Kinkade declined The Times' request for an interview but responded to written questions. He labeled those accounts of his personal behavior as "ridiculous" and "crazy allegations."
The artist and his lawyer, Dana Levitt, contend that Sheppard, a key witness in the arbitration cases against Kinkade and his company, is a disgruntled ex-employee, noting that he lost a wrongful termination claim against the artist's charitable foundations in 2004. They also deny the ex-dealers' allegations, which they say are driven by "lawyers playing the litigation lottery" and are "uncoupled from reality."
Kinkade, a self-described product of a broken home and a hardscrabble childhood, once worked as a film animator and hawked his paintings at supermarket parking lots in his hometown of Placerville, Calif. His climb to fame began two decades ago, when he and his wife spent their life savings to start making his prints.
Since then, Kinkade has spun a hugely lucrative career from his distinctly romantic, idealized images of street scenes, lighthouses, country cottages and landscapes. It is a world without sharp edges, all warm and fuzzily aglow with setting suns and streetlights and luminescent windows.

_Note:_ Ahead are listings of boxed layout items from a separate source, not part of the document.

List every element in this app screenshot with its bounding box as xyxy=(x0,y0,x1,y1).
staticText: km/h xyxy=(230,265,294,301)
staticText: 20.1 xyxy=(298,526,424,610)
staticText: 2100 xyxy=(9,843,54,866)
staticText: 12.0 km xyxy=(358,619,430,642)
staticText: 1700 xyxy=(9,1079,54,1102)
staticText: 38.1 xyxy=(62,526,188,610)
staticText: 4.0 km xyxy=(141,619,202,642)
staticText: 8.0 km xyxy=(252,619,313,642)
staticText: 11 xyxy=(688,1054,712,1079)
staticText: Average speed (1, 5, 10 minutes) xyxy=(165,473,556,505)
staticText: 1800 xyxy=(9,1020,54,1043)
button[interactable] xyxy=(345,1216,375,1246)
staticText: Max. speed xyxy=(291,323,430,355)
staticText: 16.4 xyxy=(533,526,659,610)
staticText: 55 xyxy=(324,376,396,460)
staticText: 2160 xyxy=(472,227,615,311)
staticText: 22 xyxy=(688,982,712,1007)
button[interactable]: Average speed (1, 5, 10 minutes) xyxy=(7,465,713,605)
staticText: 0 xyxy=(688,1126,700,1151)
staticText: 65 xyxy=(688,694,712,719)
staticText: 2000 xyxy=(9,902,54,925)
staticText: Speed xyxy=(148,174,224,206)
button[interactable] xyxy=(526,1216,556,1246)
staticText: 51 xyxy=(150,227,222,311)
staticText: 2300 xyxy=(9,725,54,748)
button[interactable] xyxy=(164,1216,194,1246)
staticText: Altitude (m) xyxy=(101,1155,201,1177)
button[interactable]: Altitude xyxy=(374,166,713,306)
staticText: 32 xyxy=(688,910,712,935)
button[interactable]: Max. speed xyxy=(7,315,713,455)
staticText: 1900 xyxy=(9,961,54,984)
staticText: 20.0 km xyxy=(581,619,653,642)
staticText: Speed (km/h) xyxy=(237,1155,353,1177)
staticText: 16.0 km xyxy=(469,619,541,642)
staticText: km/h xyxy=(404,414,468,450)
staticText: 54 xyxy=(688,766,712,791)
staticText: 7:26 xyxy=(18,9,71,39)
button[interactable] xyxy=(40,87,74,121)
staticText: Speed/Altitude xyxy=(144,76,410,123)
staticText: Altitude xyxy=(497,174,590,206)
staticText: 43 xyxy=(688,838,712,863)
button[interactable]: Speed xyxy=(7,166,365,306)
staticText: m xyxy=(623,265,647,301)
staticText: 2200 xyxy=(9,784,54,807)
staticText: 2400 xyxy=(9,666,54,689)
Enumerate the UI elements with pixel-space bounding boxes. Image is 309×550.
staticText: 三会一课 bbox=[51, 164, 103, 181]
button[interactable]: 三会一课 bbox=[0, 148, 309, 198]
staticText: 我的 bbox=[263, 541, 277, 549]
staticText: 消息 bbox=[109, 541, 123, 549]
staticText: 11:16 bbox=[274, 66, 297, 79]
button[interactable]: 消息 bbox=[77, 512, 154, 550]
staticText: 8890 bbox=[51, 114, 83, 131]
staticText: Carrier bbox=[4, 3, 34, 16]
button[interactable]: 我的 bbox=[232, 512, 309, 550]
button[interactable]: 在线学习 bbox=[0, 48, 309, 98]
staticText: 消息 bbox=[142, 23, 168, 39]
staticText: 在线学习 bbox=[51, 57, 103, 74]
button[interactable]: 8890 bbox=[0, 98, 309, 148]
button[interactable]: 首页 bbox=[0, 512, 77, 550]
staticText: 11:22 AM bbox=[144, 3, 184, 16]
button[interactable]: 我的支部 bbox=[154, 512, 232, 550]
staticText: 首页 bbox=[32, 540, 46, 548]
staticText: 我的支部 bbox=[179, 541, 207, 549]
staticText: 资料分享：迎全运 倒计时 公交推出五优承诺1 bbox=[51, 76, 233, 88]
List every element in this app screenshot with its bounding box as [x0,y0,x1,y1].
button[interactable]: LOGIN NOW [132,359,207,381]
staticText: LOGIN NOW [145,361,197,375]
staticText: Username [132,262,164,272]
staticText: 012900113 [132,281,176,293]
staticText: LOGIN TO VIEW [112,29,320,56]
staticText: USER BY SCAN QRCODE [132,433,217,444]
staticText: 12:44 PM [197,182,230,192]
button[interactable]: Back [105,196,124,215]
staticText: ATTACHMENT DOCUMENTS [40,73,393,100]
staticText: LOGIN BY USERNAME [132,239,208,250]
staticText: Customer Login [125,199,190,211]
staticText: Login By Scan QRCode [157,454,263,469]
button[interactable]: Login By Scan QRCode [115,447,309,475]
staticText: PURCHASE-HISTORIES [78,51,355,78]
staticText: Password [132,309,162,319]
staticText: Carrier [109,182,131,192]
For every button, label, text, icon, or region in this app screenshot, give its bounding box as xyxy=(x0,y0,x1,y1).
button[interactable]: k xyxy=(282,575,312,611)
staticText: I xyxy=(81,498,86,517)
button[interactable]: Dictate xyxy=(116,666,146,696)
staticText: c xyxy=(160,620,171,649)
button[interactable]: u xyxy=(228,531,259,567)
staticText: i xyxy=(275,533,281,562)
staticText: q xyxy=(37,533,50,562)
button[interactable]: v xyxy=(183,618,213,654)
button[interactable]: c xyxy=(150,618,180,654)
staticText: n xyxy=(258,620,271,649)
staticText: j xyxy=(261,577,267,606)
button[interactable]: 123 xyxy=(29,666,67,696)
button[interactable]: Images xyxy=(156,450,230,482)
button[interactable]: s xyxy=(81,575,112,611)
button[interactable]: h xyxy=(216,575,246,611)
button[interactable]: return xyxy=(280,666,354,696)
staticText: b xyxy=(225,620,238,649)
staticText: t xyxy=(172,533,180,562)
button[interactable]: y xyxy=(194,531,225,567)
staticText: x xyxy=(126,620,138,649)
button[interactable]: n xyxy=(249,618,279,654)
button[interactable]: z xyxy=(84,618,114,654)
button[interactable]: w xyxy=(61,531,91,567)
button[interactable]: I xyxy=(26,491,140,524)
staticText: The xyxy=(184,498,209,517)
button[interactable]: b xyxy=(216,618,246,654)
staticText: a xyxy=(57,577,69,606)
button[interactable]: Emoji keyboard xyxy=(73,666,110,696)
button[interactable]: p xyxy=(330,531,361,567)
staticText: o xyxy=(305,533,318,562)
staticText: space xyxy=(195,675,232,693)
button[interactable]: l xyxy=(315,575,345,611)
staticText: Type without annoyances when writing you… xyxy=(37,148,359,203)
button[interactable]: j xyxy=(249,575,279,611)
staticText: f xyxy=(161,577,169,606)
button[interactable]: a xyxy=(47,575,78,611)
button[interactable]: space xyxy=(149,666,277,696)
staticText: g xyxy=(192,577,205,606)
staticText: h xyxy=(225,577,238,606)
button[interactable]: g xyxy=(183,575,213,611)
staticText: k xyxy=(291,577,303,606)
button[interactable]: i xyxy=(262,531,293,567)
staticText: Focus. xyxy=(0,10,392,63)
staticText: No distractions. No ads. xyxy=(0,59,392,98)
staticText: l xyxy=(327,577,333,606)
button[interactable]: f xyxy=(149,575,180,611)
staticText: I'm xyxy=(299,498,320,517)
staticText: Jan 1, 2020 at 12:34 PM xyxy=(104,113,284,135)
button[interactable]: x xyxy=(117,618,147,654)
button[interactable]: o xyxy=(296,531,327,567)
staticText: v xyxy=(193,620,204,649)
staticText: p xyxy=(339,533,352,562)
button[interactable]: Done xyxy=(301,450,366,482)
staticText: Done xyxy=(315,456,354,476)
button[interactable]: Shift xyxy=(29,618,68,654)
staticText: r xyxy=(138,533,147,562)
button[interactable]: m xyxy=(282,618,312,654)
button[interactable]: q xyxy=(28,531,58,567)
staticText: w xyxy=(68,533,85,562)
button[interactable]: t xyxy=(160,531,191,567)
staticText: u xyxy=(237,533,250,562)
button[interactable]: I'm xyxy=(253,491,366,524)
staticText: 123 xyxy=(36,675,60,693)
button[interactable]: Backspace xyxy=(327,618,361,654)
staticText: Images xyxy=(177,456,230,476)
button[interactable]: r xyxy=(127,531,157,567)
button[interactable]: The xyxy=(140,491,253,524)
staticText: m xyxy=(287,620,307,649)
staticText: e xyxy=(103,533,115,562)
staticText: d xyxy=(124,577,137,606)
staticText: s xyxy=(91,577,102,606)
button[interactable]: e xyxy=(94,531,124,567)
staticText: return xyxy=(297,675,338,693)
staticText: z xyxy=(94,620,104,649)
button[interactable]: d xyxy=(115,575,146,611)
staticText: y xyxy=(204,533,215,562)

Critics have described Kinkade's works -- with titles such as "Sunset on Lamplight Lane" and "The Garden of Prayer" -- as little more than mass-produced kitsch. But that has not deterred the multitudes who pay from a few hundred dollars for paper prints to $10,000 or more for canvas editions he has signed and retouched.
"It's mainstream art, not art you have to look at to try to understand, or have an art degree to know whether it's good or not," said Mike Koligman, a longtime fan who with his wife owns Kinkade galleries in San Diego and Utah.
Karen de la Carriere feels the same way. Framed Kinkades fill her living room walls and have transformed a long hallway into a veritable gantlet of glowing lithographs. Kinkade's art is both a personal passion and a business for the Los Angeles resident, who deals in the resale market for Kinkades, selling more than $25,000 of his works each month on eBay and her website.
"This is God-given talent," she said of a favored print, "Sierra Evening Majesty," with its snowy peaks, red-gold skies and smoke wisping from a cabin chimney. "He is a modern-day Leonardo da Vinci or Monet. There is no one in our generation who can paint like that."
Nor many who make the money he does.